Gerald Benjamin, SUNY New Paltz, and Thomas Gais, Rockefeller Institute of Government

 

Republican Congressmen John Faso wants the federal government to require that New York State assume all of the nonfederal share of Medicaid costs incurred outside of New York City. He conditioned his support for the previous, failed efforts to repeal and replace Obamacare on inclusion of this requirement in the federal law; the Graham-Cassidy bill is said to include the requirement.[1] New York City and the counties now pick up 13 percent of the total state tab ($58.8 billion in Fiscal Year (FY) 2015). The cost for New York City is $5.2 billion.[2] The total at stake for counties outside the city is $2.3 billion.[3]  Not chump change.

The proposal outraged Governor Andrew Cuomo. He called it a “political Ponzi scheme,” evidence that the congressman violated “his oath of office to represent the interest of the people of the state of New York.…”

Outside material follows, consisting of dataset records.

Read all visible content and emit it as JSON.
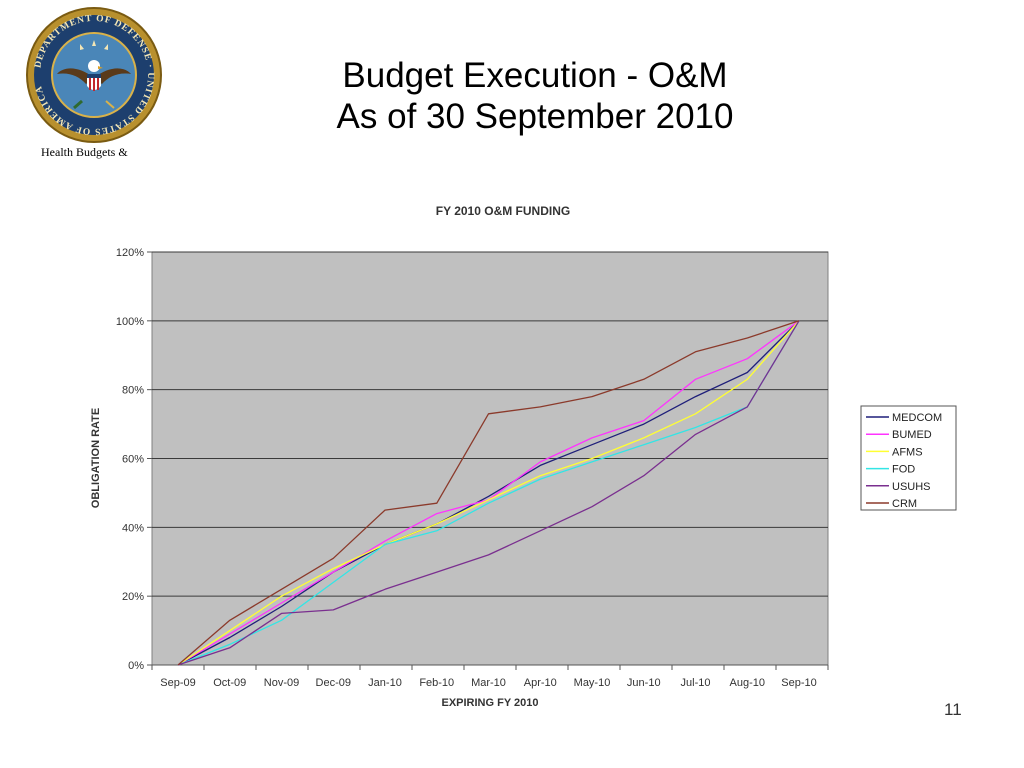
{
  "slide": {
    "title_line1": "Budget Execution - O&M",
    "title_line2": "As of 30 September 2010",
    "seal_caption": "Health Budgets  &",
    "seal_text": "DEPARTMENT OF DEFENSE · UNITED STATES OF AMERICA",
    "page_number": "11"
  },
  "chart_data": {
    "type": "line",
    "title": "FY 2010 O&M FUNDING",
    "xlabel": "EXPIRING FY 2010",
    "ylabel": "OBLIGATION RATE",
    "ylim": [
      0,
      120
    ],
    "ytick_values": [
      0,
      20,
      40,
      60,
      80,
      100,
      120
    ],
    "ytick_labels": [
      "0%",
      "20%",
      "40%",
      "60%",
      "80%",
      "100%",
      "120%"
    ],
    "categories": [
      "Sep-09",
      "Oct-09",
      "Nov-09",
      "Dec-09",
      "Jan-10",
      "Feb-10",
      "Mar-10",
      "Apr-10",
      "May-10",
      "Jun-10",
      "Jul-10",
      "Aug-10",
      "Sep-10"
    ],
    "grid": true,
    "legend_position": "right",
    "plot_background": "#c0c0c0",
    "series": [
      {
        "name": "MEDCOM",
        "color": "#1f1f7a",
        "values": [
          0,
          8,
          17,
          27,
          35,
          41,
          49,
          58,
          64,
          70,
          78,
          85,
          100
        ]
      },
      {
        "name": "BUMED",
        "color": "#ff33ff",
        "values": [
          0,
          9,
          18,
          27,
          36,
          44,
          48,
          59,
          66,
          71,
          83,
          89,
          100
        ]
      },
      {
        "name": "AFMS",
        "color": "#ffff33",
        "values": [
          0,
          10,
          20,
          28,
          35,
          41,
          48,
          55,
          60,
          66,
          73,
          83,
          100
        ]
      },
      {
        "name": "FOD",
        "color": "#33e5e5",
        "values": [
          0,
          6,
          13,
          24,
          35,
          39,
          47,
          54,
          59,
          64,
          69,
          75,
          100
        ]
      },
      {
        "name": "USUHS",
        "color": "#7a2f8f",
        "values": [
          0,
          5,
          15,
          16,
          22,
          27,
          32,
          39,
          46,
          55,
          67,
          75,
          100
        ]
      },
      {
        "name": "CRM",
        "color": "#8b3a2b",
        "values": [
          0,
          13,
          22,
          31,
          45,
          47,
          73,
          75,
          78,
          83,
          91,
          95,
          100
        ]
      }
    ]
  }
}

Neither Cuomo’s rage nor the failed GOP takedown of Obamacare has deterred Faso. He has vowed to find another path to force full state assumption of the nonfederal share of Medicaid costs in upstate New York. Indeed, the Sturm und Drang of zero-sum national partisan politics aside, the congressman’s idea may be good public policy, or at least a start towards good policy. But there remain a number of big, unanswered questions. If full state assumption is good for counties outside New York City, why not also for the city itself? Should the national government be dictating the financial relationships a state has with its local governments? And if so, why just for New York?